Thursday, April 26, 2012

fugitive.vim is awesome. So is git interactive rebasing

I have finally started forcing myself to use vim-fugitive. I have to agree that it is "so awesome, it should be illegal". I ran into a problem within the first hour and vim was shouting This is not a preview window everytime I wanted to :Gstatus. I couldn't find a solution for this on the internet and after a few experiments and reading docs, fixed this with :set previewwindow in the Gstatus window. I have always used windows instead of tabs in Vim. But, I started seeing a big use-case for tabs - being able to edit some file without disturbing the existing windows.

I have tried git rebase --interactive ID for a very short time when I was playing githug. Today, I had to use it to remove a change accidentally added in a commit. Interactive rebasing was fun and all I had to do was running the command. Didn't need to read tutorials or go through man pages.

In our custom CMS, we had location details as text fields on multiple models. This has led to fragmentation of city, state, region names. So, we had to convert these text fields to FKs so that the new ones will be through look-up but not manual entry. We have gone one step further and created a Location model which has FKs to City, State, Country and other models and added a reverse generic relation to Location from our models. The immediate problem with this approach was that we had used obj.city, obj.state etc. in our templates. I came up with a simple solution for this -

    class Base(models.Model)
        // model code here

        @property
        def location(self):
            "caching location as it will be needed by 6 properties"
            try:
                return self._location
            except:
                self._location = self.locations.all()[0]
                return self._location

        @property
        def city(self):
            return self.location.city
 
City's __unicode__ method returns its name. We were also getting annotated list of cities and the number of events in the city.

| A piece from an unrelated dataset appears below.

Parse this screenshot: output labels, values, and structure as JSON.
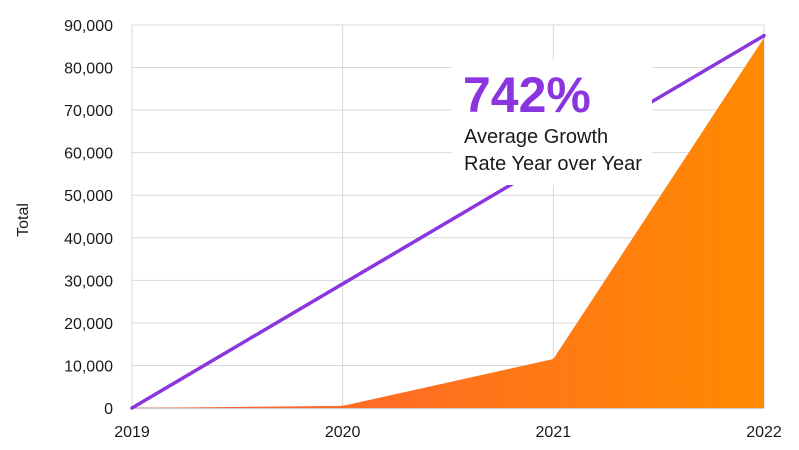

Location.objects.values('city__name').annotate(num_of_events=Count('city__name')

returns dictionaries with city__name key when I wanted those with city key. This was solved by looping through the queryset and processing those dictionaries. I wish I could do something like SELECT name AS city FROM locations_city.

Wednesday, April 25, 2012

Waking up early and some django templating stuff

Ah, another long break. I have been waking up at 7am and reaching office before 9am. This gives me a lot of time to finish my day job. I have a feeling that it is easier to incorporate new habits one or two at a time. Earlier, I used to try to bring too many changes to the daily routine. That never worked and made me feel like I lacked the will to change. This time, I am not biting off more than I can chew. So, for the next month, the resolution is -
I will wake up at 7am and hit the pillow by 12pm
I have been writing a lot of Django templates at work. Recently came across firstof which is a good way to avoid the if-else-endif template. I have always wanted to have a neater way to add context to include templates. So, I used to surround include templates with the with tag. I found that the include tag takes arguments which will be added to the context.

{% include "templates/search_form.html" with placeholder="Search projects.." %}

looks much cleaner than

{% with placeholder="Search projects.." %}
    {% include "templates/search_form.html" %}
{% endwith %}


My ordered-lists were showing with bullets instead of numbers. Learned about list-style css property. I need to understand list styling better.

Phaneendra gave a talk introducing Sencha for mobile app development. Thanks to the framework, he had been pulling his hair almost everyday since he started using it. After the talk, Theju demoed kvm and discussed the problems he had faced getting git and a django project working on Windows. We discussed several ways to make it easy for new people to get started with an old project, but couldn't come to a good conclusion.